St Albans & Harpenden Review:

So, then we fast forward to these Covid times after Pirsig’s death in 2017 and we see how his musings have morphed into two other camps: the logical and the emotional. Our Government have, for months, firmly painted themselves as logical with the oven ready mantra of we are ‘following the science’, which is now wearing thinner than my barnet.

The science is touted as their logic, and they are asked what science, precisely, their edicts are based on to which the answer is ‘the science’, and so it goes for months, in a war of attrition where eventually we realise there is no arguing with idiocy. It seems everyone in the country can now see through the pony and trap the Government keep spouting regarding the constructs of ‘the’ science as we are expected to suckle bile from their nipple before awaiting a spoonful of tripe for pudding.

St Albans & Harpenden Review:

The Government, as long as they treat the public as backwards and refuse to give us the specific detailed scientific information requested, are open many to the numerous conspiracy theories.

Why won’t they share the science? Is it because it doesn't exist? Is it based on little or nothing at all, opening them up to ridicule? Or, most likely, their governance is not logical, but purely emotional.

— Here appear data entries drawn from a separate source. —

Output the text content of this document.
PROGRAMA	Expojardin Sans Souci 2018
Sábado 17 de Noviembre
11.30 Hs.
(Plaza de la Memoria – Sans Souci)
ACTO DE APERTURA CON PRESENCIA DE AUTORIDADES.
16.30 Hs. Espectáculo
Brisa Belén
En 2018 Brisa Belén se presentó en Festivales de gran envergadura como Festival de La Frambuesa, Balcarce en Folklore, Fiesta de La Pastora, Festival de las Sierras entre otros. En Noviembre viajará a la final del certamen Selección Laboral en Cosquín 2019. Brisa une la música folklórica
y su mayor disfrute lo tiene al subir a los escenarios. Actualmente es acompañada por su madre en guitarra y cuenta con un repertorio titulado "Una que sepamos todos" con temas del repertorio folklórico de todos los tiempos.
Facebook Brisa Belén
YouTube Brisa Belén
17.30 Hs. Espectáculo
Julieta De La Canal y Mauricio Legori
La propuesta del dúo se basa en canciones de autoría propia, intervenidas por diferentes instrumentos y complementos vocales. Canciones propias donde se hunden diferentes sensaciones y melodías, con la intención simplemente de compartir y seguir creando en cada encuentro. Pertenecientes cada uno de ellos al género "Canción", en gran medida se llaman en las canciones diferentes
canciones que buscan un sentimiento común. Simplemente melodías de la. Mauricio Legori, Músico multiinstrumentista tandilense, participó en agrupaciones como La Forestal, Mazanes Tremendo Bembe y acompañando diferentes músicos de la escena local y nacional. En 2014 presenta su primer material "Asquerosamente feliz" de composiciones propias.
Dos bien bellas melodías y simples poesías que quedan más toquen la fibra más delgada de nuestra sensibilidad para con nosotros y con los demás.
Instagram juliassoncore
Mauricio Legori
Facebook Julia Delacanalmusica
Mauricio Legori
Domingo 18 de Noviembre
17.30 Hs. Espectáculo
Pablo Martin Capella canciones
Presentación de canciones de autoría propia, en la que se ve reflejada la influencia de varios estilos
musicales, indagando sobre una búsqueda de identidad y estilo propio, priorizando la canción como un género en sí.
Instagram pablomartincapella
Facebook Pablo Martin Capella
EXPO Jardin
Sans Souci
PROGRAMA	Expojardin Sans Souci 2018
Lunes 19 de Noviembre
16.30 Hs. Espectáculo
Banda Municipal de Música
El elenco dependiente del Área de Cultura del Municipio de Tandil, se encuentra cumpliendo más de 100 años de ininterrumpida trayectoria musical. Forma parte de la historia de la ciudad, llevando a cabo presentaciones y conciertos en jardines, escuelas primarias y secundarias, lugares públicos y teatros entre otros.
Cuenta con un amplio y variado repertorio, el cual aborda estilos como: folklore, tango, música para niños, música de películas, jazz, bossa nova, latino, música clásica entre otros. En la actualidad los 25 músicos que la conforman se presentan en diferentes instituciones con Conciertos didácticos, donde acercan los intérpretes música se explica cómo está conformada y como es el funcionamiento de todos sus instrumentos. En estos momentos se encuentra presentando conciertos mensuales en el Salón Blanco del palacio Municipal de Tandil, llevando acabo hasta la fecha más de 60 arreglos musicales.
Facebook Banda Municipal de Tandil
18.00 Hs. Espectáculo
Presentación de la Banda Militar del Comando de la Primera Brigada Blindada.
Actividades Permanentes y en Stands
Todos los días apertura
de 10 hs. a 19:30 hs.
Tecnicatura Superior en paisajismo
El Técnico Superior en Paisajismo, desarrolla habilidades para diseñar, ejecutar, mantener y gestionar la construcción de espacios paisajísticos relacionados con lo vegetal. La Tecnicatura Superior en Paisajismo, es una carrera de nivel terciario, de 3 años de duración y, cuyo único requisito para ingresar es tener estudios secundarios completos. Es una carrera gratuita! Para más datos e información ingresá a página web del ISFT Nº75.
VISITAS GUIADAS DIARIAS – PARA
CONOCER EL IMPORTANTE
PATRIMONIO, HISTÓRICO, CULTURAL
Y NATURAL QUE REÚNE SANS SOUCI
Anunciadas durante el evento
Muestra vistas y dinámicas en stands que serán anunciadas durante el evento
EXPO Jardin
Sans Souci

Emotional leadership has its place, but not during a pandemic where your people requires clarity and reasoning as to the actions we are being forced to abide by. Where is the logic and science behind say, being able to have a pint in a tier 2 hostelry only if you eat a scotch egg? There is little logic in keeping schools open for the week before Christmas but shutting down restaurants and pubs, which have been crucified in the extreme already.

I believe if Pirsig was still here he would class our leaders as pure romanticists, which is the ground that has always been taken up by the left. Voters voted the Tories in as they believed there would be a clinical, maybe cold, approach to dealing with the issues with a classicist mindset.

To use the engine analogy once more: Bojo is the oil, now thick, matted and desperately in need of a service. The rider has jumped off the bike and driven a Chelsea tractor back to Durham as Hancock, the carburettor, is causing the engine to stutter to an inevitable halt as the other parts of the Tory engine fawn over them telling them what a great job they are doing despite secretly not believing a word of it. There may soon come a time that they wished the engine hadn’t been left to rust in the pouring rain as they attempt to kick start it to no avail.